Digitale Behörden: Wenn der Staat duzt

Österreich ist Deutschland weit voraus. Für das Engagement des Landes gibt es aber noch einen anderen Grund als die Liebe zum Digitalen.
Die Ministerin schaltet sich ungefragt aus der ersten Reihe ein. „Das kann ich gleich erklären“, sagt Margarete Schramböck, österreichische Bundesministerin für Digitalisierung und Wirtschaftsstandort, bei der Präsentation des „eGovernment Monitor 2021“, der die Digitalangebote der staatlichen Verwaltungen in Deutschland, Österreich und der Schweiz vergleicht.
Schramböck hat viel zu erläutern an diesem Montagabend Mitte Oktober in Berlin.
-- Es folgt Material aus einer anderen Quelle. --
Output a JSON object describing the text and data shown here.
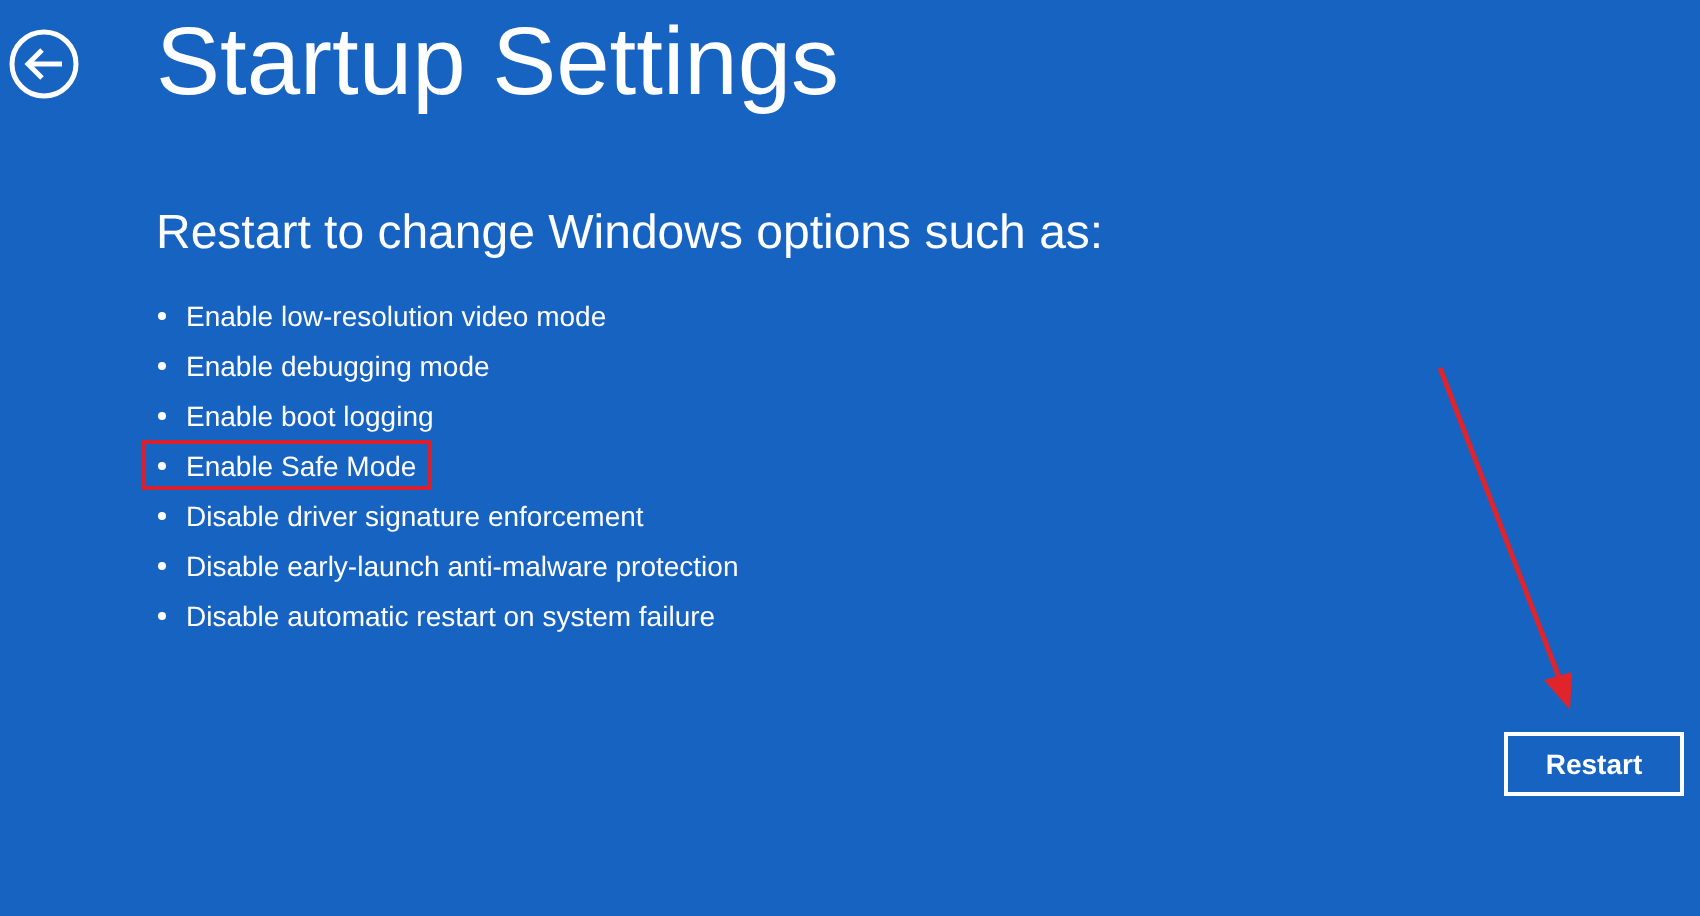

Denn in fast allen Kategorien liegt Österreich in der Studie vorn - etwa bei der Auffindbarkeit des Behördenportals im Internet, der Bekanntheit unter Bürgerinnen und Bürgern und der Zufriedenheit der Nutzer:innen.
Auch bei den Älteren setzt die Republik Akzente: 77 Prozent der über 55-Jährigen in Österreich greifen auf das Onlineportal der Verwaltung zu, in der Schweiz sind es in der entsprechenden Altersgruppe nur 55, in Deutschland lediglich 43 Prozent.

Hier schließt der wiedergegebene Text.